Un soulagement immédiat m'envahit. Ce n'est pas la taille de l'appartement, ni le parquet, ni même les meubles choisis avec soin qui me frappent. C'est simplement le fait d'être revenue. D'avoir réussi à revenir après tout ce qui s'est passé. Je ne me suis pas laissée couler complètement.

Rien que d'y penser, une douleur sourde remonte. Alors je détourne mon attention, je m'occupe l'esprit.

Jules a fait venir une équipe de nettoyage. L'odeur du bois ciré et de l'eau de javel flotte encore. Je traverse les pièces lentement, effleurant les tranches des livres, passant la main sur les objets. Sur la table basse, une paire d'ailes en bois sculpté semble prête à s'envoler à tout moment, comme si quelque chose d'invisible attendait le bon instant.

J'ai du mal à croire que je suis là.

Le lendemain matin, je commence à défaire mes affaires. Il n'y a pas grand-chose. La lumière traverse les stores et baigne la pièce d'une teinte chaude, presque dorée, donnant à tout un aspect doux et vivant.

Je fouille dans les placards de la cuisine de Jules. Il n'y a presque rien à l'intérieur, juste quelques conserves oubliées - du maïs à la crème et des haricots verts. Je finis par tomber sur le café : un sachet bleu indigo, acheté dans une petite boutique d'Uptown, avec le nom du mélange griffonné à la main au marqueur.
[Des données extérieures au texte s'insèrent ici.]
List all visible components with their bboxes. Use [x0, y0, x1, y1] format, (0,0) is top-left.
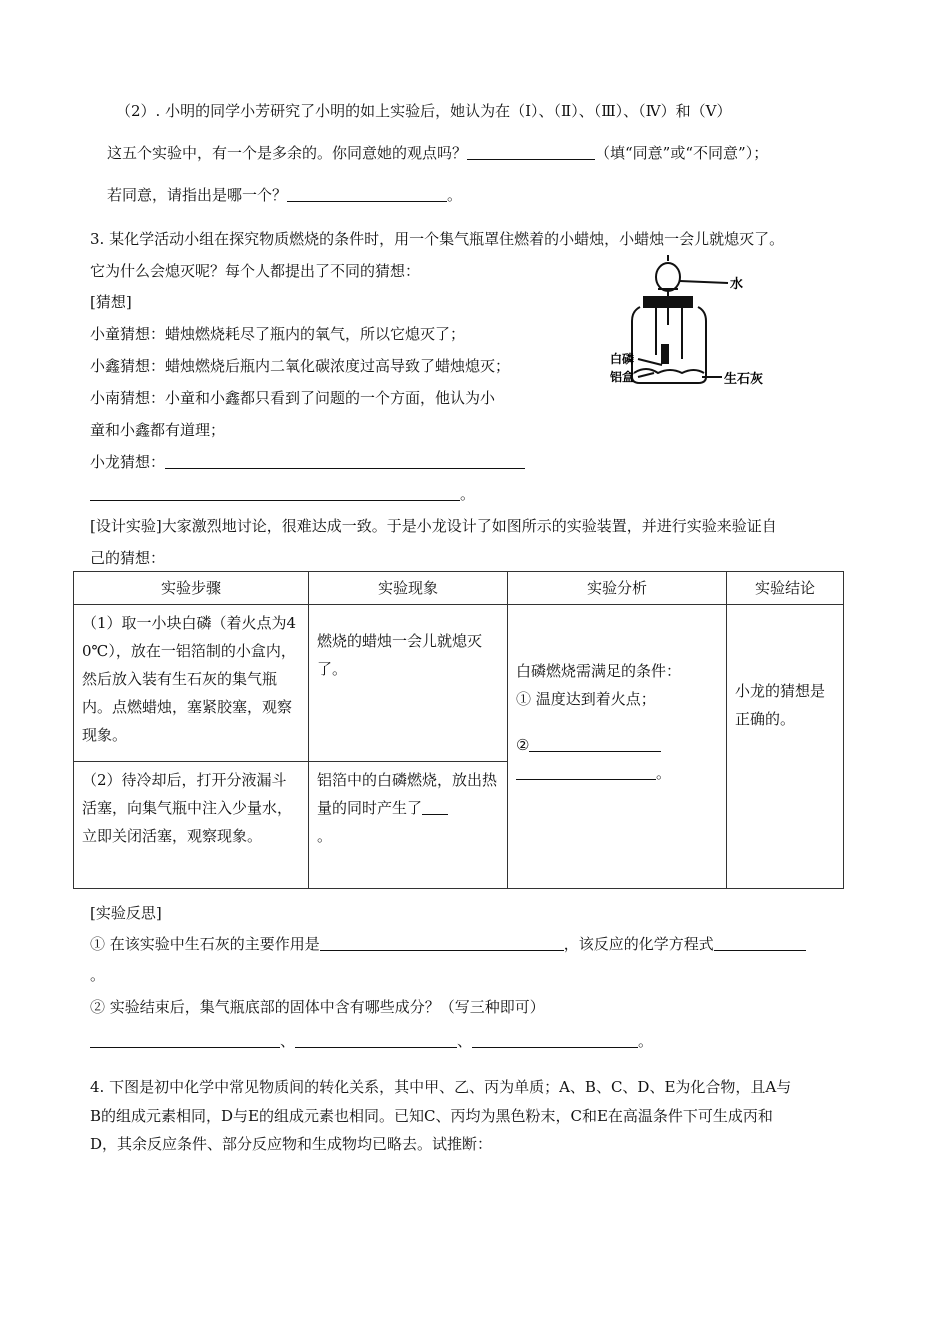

Jules possède une machine à café incroyablement sophistiquée. Elle a même laissé des instructions, soigneusement posées sur le plan de travail. Je reste un moment à les fixer, les mains moites à l'idée de devoir m'en servir. Ce genre d'appareil, c'est pour les adultes, pas pour quelqu'un comme moi qui n'a même jamais eu de Keurig. À Port Townsend, je ne me posais pas de questions : j'allais simplement acheter mon café dans un bistrot.

Heureusement, il y a plusieurs cafés dans le coin. Je teste d'abord le plus proche, un petit endroit appelé Croquant, reconnaissable à un chat installé dans la vitrine. Je souris un peu maladroitement au barista lorsqu'il me tend mon gobelet réutilisable. Mon nouveau prénom est inscrit dessus au feutre rose vif.

Oui. C'est bien moi. Wendy, de New York. Je suis là, en ville, taille quatre, et avec une chevelure de sirène qu'aucun homme ne tromperait.

Je passe l'après-midi à acheter de quoi m'installer. Plutôt que d'aller dans un supermarché classique, je flâne dans un marché de producteurs installé sur le trottoir, remplissant mon sac de légumes cueillis dans des paniers. Le soir venu, fidèle à la routine que j'essaie de tenir, j'enfile mes Nikes et je pars courir. Puis, quand tout s'arrête enfin, que la journée s'achève, je me glisse dans les draps impeccables d'un lit qui n'est pas le mien... et je pleure.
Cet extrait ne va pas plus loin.